I spent a lot of time running old OSes, mainly for personal amusement and not for doing any practical work. I guess the lack of practicality is why I’m running into bugs / issues with qemu and older OSes.
Windows NT 4, released in 1996, does in fact support SMP. However, qemu with KVM acceleration will crash if you install the Multiprocessor HAL in Windows NT 4.

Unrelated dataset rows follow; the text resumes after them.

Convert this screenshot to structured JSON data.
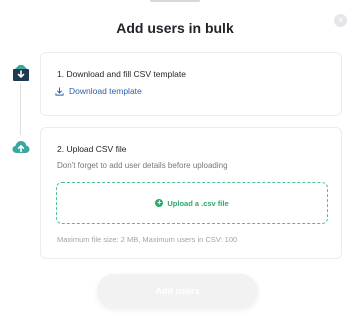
{
  "modal": {
    "title": "Add users in bulk",
    "close_glyph": "×"
  },
  "steps": [
    {
      "title": "1. Download and fill CSV template",
      "link_label": "Download template",
      "icon": "download-box-icon"
    },
    {
      "title": "2. Upload CSV file",
      "subtitle": "Don't forget to add user details before uploading",
      "upload_label": "Upload a .csv file",
      "hint": "Maximum file size: 2 MB, Maximum users in CSV: 100",
      "icon": "cloud-upload-icon"
    }
  ],
  "footer": {
    "submit_label": "Add users",
    "submit_disabled": true
  },
  "colors": {
    "accent_green": "#2aa86a",
    "link_blue": "#2d5fa8",
    "icon_dark": "#1e3a4f",
    "icon_teal": "#3aa7a0"
  }
}
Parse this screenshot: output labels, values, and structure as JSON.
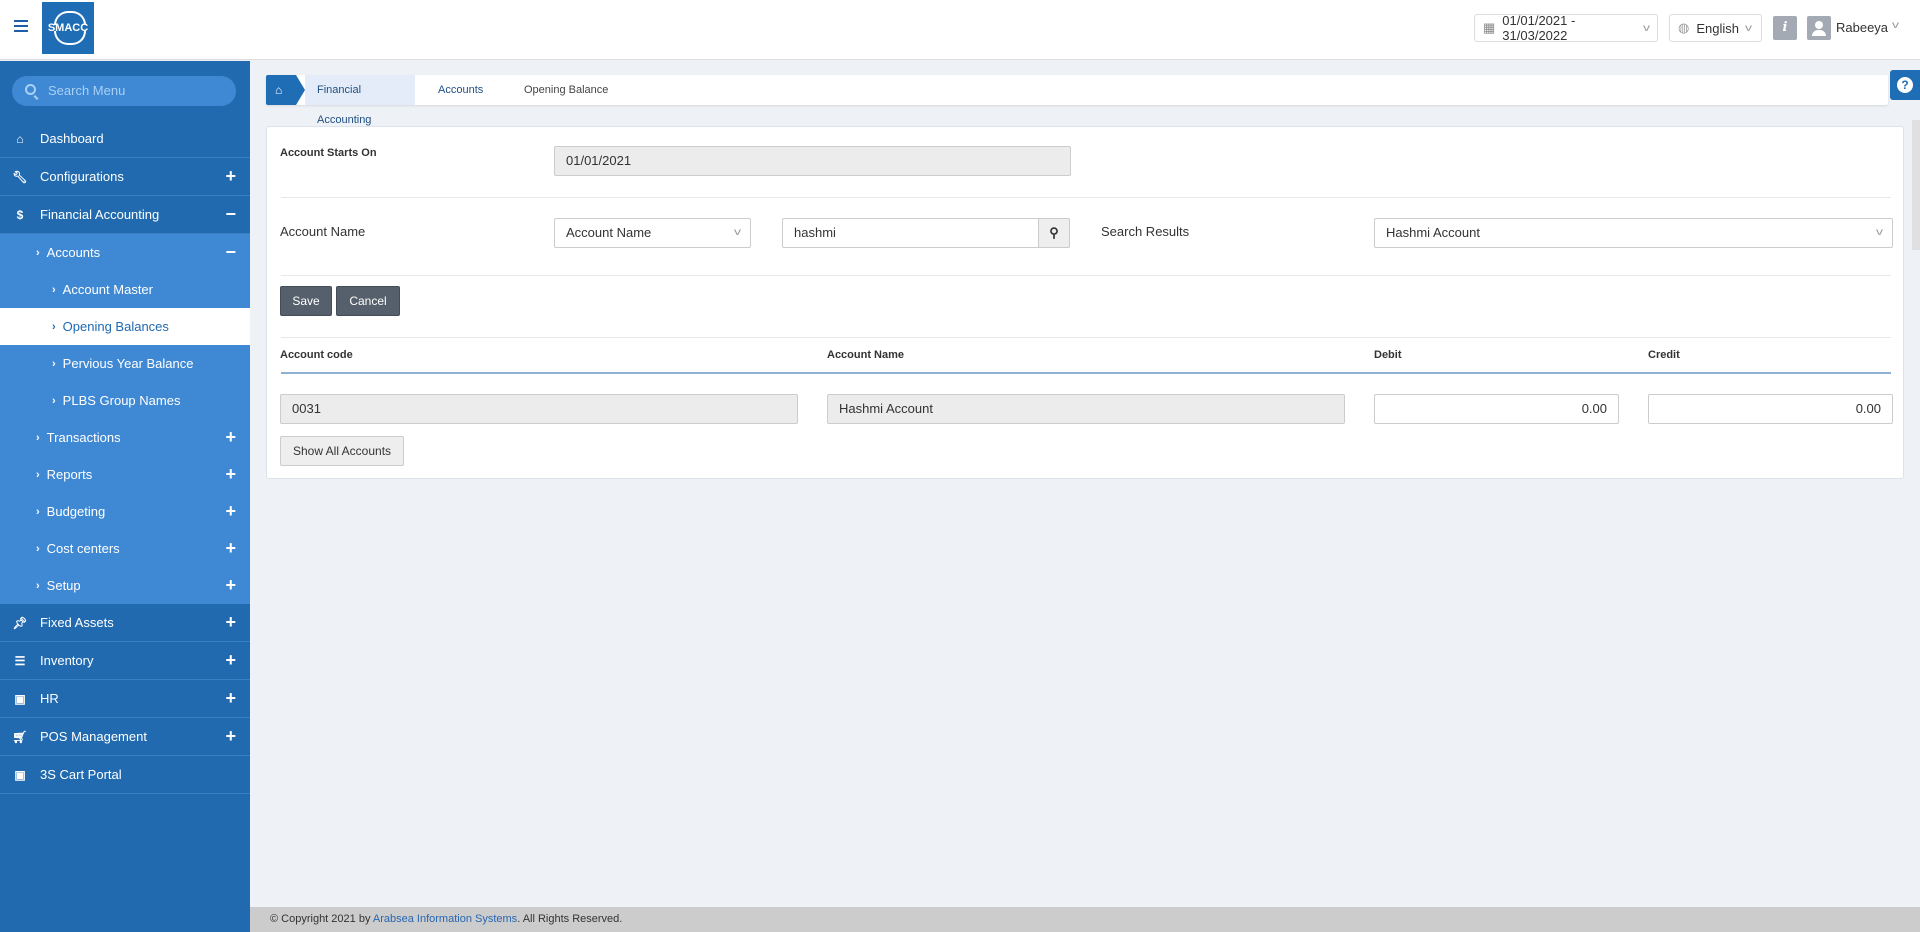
{
  "header": {
    "logo": "SMACC",
    "date_range": "01/01/2021 - 31/03/2022",
    "language": "English",
    "info": "i",
    "user": "Rabeeya"
  },
  "sidebar": {
    "search_placeholder": "Search Menu",
    "items": [
      {
        "label": "Dashboard",
        "icon": "home-icon"
      },
      {
        "label": "Configurations",
        "icon": "wrench-icon",
        "toggle": "+"
      },
      {
        "label": "Financial Accounting",
        "icon": "dollar-icon",
        "toggle": "−"
      },
      {
        "label": "Accounts",
        "toggle": "−"
      },
      {
        "label": "Account Master"
      },
      {
        "label": "Opening Balances"
      },
      {
        "label": "Pervious Year Balance"
      },
      {
        "label": "PLBS Group Names"
      },
      {
        "label": "Transactions",
        "toggle": "+"
      },
      {
        "label": "Reports",
        "toggle": "+"
      },
      {
        "label": "Budgeting",
        "toggle": "+"
      },
      {
        "label": "Cost centers",
        "toggle": "+"
      },
      {
        "label": "Setup",
        "toggle": "+"
      },
      {
        "label": "Fixed Assets",
        "icon": "pin-icon",
        "toggle": "+"
      },
      {
        "label": "Inventory",
        "icon": "list-icon",
        "toggle": "+"
      },
      {
        "label": "HR",
        "icon": "money-icon",
        "toggle": "+"
      },
      {
        "label": "POS Management",
        "icon": "cart-icon",
        "toggle": "+"
      },
      {
        "label": "3S Cart Portal",
        "icon": "money-icon"
      }
    ]
  },
  "breadcrumb": [
    "Financial Accounting",
    "Accounts",
    "Opening Balance"
  ],
  "form": {
    "starts_on_label": "Account Starts On",
    "starts_on_value": "01/01/2021",
    "account_name_label": "Account Name",
    "search_by": "Account Name",
    "search_value": "hashmi",
    "search_results_label": "Search Results",
    "search_result": "Hashmi Account",
    "save": "Save",
    "cancel": "Cancel"
  },
  "table": {
    "headers": [
      "Account code",
      "Account Name",
      "Debit",
      "Credit"
    ],
    "row": {
      "code": "0031",
      "name": "Hashmi Account",
      "debit": "0.00",
      "credit": "0.00"
    },
    "show_all": "Show All Accounts"
  },
  "footer": {
    "prefix": "© Copyright 2021 by ",
    "company": "Arabsea Information Systems",
    "suffix": ". All Rights Reserved."
  }
}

Stack trace of thread 2072708: #0 0x00007f2e8a90ba7c __pthread_kill_implementation (libc.so.6 + 0x96a7c) #1 0x00007f2e8a8b7476 __GI_raise (libc.so.6 + 0x42476) #2 0x00007f2e8a89d7f3 __GI_abort (libc.so.6 + 0x287f3) #3 0x000055cbf99545a2 do_patch_instruction (qemu-system-i386 + 0x2f85a2) #4 0x000055cbf995b1d4 process_queued_cpu_work (qemu-system-i386 + 0x2ff1d4) #5 0x000055cbf9d762f8 kvm_vcpu_thread_fn (qemu-system-i386 + 0x71a2f8) #6 0x000055cbf9ef4560 qemu_thread_start (qemu-system-i386 + 0x898560) #7 0x00007f2e8a909b43 start_thread (libc.so.6 + 0x94b43) #8 0x00007f2e8a99ba00 __clone3 (libc.so.6 + 0x126a00)
do_patch_instruction is located in kvmvapic.c. It contains a switch block that evaluates a CPU instruction given to it, based on opcode, and if the opcode of the instruction does not match anything in the switch block, it will fall through to the default case and call libc’s abort().
Whatever NT is doing, it goes through this code and feeds it an instruction it doesn’t understand. The qemu devs had their reasons for calling abort() I suppose.
Comment out, recompile, and bam Windows NT will boot correctly now!
402 static void do_patch_instruction(CPUState *cs, run_on_cpu_data data) 403 { 404 X86CPU *x86_cpu = X86_CPU(cs); 405 PatchInfo *info = (PatchInfo *) data.host_ptr; 406 VAPICHandlers *handlers = info->handler; 407 target_ulong ip = info->ip; 408 uint8_t opcode[2]; 409 uint32_t imm32 = 0; 410 411 cpu_memory_rw_debug(cs, ip, opcode, sizeof(opcode), 0); 412 413 switch (opcode[0]) { 414 case 0x89: /* mov r32 to r/m32 */ 415 patch_byte(x86_cpu, ip, 0x50 + modrm_reg(opcode[1])); /* push reg */ 416 patch_call(x86_cpu, ip + 1, handlers->set_tpr); 417 break; 418 case 0x8b: /* mov r/m32 to r32 */ 419 patch_byte(x86_cpu, ip, 0x90); 420 patch_call(x86_cpu, ip + 1, handlers->get_tpr[modrm_reg(opcode[1])]); 421 break; 422 case 0xa1: /* mov abs to eax */ 423 patch_call(x86_cpu, ip, handlers->get_tpr[0]); 424 break; 425 case 0xa3: /* mov eax to abs */ 426 patch_call(x86_cpu, ip, handlers->set_tpr_eax); 427 break; 428 case 0xc7: /* mov imm32, r/m32 (c7/0) */ 429 patch_byte(x86_cpu, ip, 0x68); /* push imm32 */ 430 cpu_memory_rw_debug(cs, ip + 6, (void *)&imm32, sizeof(imm32), 0); 431 cpu_memory_rw_debug(cs, ip + 1, (void *)&imm32, sizeof(imm32), 1); 432 patch_call(x86_cpu, ip + 5, handlers->set_tpr); 433 break; 434 case 0xff: /* push r/m32 */ 435 patch_byte(x86_cpu, ip, 0x50); /* push eax */ 436 patch_call(x86_cpu, ip + 1, handlers->get_tpr_stack); 437 break; 438 default: 439 //abort(); 440 } 441 442 g_free(info); 443 }
There is another workaround for this: you can not use KVM and just use qemu’s TCG acceleration. Which is likely slower. Otherwise you have to limit yourself to one CPU if you want KVM.
One last problem with Windows NT 4.0: the multiprocessor HAL, unlike the uniprocessor HAL, does not sent a HLT instruction to idle CPUs. Meaning, like back in the Windows 95 days, your CPU will burn cycles doing nothing.
This person discusses the issue and resolved it by disassembling the hal.dll and adding the HLT instruction. He offers a replacement version of the hal.dll, but I did not have luck (the system boots and sends the HLT as expected, but it’s extremely sluggish).
Maybe I’ll investigate further. Or maybe not, it’s not that important.